"Chapter Eight: Know Your Truth" is the eighth episode and season finale of the first season of the American dark comedy crime television series Barry. The episode was written by series creators Alec Berg and Bill Hader, and directed by Berg. It was first broadcast on HBO in the United States on May 13, 2018.

The series follows Barry Berkman, a hitman from Cleveland who travels to Los Angeles to kill someone but finds himself joining an acting class taught by Gene Cousineau, where he meets aspiring actress Sally Reed and begins to question his path in life as he deals with his criminal associates such as Monroe Fuches and NoHo Hank. In the episode, Barry wants to leave his criminal life behind but has to interfere when Fuches' life is in danger, while the police is closing in on him.

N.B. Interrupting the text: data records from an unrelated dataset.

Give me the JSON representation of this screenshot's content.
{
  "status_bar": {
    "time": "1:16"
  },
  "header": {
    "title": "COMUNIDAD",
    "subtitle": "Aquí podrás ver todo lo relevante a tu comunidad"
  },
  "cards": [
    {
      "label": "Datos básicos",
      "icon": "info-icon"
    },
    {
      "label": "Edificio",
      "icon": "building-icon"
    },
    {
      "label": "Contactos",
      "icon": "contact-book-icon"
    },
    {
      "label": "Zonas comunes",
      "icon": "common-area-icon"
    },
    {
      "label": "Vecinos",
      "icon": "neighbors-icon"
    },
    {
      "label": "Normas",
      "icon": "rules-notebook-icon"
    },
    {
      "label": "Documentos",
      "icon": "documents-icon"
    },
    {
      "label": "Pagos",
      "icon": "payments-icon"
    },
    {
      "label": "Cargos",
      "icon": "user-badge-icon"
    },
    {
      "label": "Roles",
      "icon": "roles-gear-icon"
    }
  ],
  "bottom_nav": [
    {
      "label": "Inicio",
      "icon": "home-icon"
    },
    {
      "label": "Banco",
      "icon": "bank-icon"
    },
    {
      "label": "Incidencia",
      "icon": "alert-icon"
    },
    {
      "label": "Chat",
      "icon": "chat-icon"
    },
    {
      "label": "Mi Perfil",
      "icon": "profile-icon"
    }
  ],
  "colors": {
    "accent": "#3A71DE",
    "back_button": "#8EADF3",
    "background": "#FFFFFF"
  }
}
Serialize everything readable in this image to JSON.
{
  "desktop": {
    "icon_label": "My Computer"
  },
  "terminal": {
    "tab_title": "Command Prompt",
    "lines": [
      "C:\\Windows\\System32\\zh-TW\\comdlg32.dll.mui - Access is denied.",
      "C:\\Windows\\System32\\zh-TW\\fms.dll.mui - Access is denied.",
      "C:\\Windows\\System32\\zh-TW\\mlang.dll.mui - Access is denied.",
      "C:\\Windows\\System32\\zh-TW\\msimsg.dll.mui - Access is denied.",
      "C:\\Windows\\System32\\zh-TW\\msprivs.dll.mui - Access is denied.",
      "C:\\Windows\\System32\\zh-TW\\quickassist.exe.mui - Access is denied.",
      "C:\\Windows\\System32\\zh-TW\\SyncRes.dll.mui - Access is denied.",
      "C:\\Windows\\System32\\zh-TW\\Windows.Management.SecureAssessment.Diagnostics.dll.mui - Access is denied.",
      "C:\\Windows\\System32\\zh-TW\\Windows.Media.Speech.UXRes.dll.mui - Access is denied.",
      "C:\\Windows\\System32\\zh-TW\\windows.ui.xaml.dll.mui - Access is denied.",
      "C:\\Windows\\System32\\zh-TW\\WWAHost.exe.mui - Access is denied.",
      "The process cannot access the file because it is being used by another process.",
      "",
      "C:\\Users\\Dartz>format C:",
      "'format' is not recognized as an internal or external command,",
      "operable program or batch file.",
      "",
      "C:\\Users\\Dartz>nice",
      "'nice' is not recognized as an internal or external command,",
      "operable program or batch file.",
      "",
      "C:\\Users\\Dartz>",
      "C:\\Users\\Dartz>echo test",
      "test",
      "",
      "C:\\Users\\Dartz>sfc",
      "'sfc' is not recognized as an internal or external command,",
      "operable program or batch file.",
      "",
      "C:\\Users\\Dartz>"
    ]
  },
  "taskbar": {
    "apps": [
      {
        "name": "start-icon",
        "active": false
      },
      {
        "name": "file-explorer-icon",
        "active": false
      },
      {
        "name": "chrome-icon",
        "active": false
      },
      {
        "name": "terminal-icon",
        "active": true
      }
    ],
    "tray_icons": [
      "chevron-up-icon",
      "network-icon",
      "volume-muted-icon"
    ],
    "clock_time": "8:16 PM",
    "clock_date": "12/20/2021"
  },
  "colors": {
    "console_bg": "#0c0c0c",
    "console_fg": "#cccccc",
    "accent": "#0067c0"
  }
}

According to Nielsen Media Research, the episode was seen by an estimated 0.548 million household viewers and gained a 0.2 ratings share among adults aged 18–49. The episode received critical acclaim, with critics praising the writing, directing, performances, character development, suspense and ending. However, some critics questioned if the decision to continue the series would be effective.

Plot
Barry (Bill Hader) visits Fuches (Stephen Root) at his hotel room, who is delighted to see him alive. However, Barry punches Fuches and then takes part of his money, telling him he is done with his criminal life and leaves.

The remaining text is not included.